After watching the video I realized that there was more to this story than just explaining how to do this technique. It is true that balancing our emotions uses the acupuncture meridians in the hands to moderate the movement of qi in our mental, emotional, physical, and perceptive awareness’s.
Yet it is our perceptive awareness, our Shen, that makes this technique so powerful.
In that light, two aspects of this exercise need further exploration.
The first is: holding a particular finger and allowing ourselves to feel or sense whatever happens, not trying to do anything except breathe.
The second is: cultivating a rhythm of moving through our emotions, learning to be present in our sensing, and finding peace. Practicing this exercise at the same time, place, and for the same amount of time each day can create a stronger sense of rhythm, and moving through our emotions becomes easier.

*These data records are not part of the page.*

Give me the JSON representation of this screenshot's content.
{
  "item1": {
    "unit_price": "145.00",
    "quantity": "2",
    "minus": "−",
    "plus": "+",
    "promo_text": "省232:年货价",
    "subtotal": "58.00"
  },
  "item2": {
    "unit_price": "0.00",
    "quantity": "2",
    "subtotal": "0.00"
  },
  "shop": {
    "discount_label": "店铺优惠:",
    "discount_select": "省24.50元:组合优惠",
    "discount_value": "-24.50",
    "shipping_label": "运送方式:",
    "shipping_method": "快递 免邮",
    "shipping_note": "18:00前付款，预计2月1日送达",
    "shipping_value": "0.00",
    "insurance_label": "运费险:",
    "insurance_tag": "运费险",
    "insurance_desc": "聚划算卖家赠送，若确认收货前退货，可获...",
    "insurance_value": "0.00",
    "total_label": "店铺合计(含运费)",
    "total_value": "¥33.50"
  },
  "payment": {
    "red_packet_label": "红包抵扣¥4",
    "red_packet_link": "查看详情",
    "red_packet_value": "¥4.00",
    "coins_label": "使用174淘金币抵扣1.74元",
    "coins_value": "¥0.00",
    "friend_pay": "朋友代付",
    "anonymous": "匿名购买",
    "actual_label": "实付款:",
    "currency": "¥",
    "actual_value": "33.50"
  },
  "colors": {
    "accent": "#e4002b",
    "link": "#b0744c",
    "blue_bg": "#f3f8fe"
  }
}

Allowing and developing a sense of rhythm and presence are keys to cultivating peace.
There is an inner stillness or silence that can be entered with practice. Peace and silence isn’t an absence of noise or emotion, just as health is not just the absence of illness.
Rather peace is a centeredness, an awareness of the dance of movement and stillness, a cultivation of being present in our lives.
“The way of Silence is more joyful than most other spiritual practices mainly because it is not a path at all, and only requires that we look around and “feel”. And as we notice these qualities of noise, it is possible to clear them, though not by doing anything in particular. Each time we notice some new noise we also find it possible to go even deeper into Silence, and this is the deepening that does the clearing.” [Robert Sardello – Silence: The Mystery of Wholeness]
Another way to practice this technique is to go outside, sensing our emotions with the sounds and silences of nature – the wind, the birds, sounds of a park, of the beach, of a sunrise or sunset. Learning to carry our inner stillness with us in the world not just in moments of meditation, this is truly a practice of gratitude for being alive.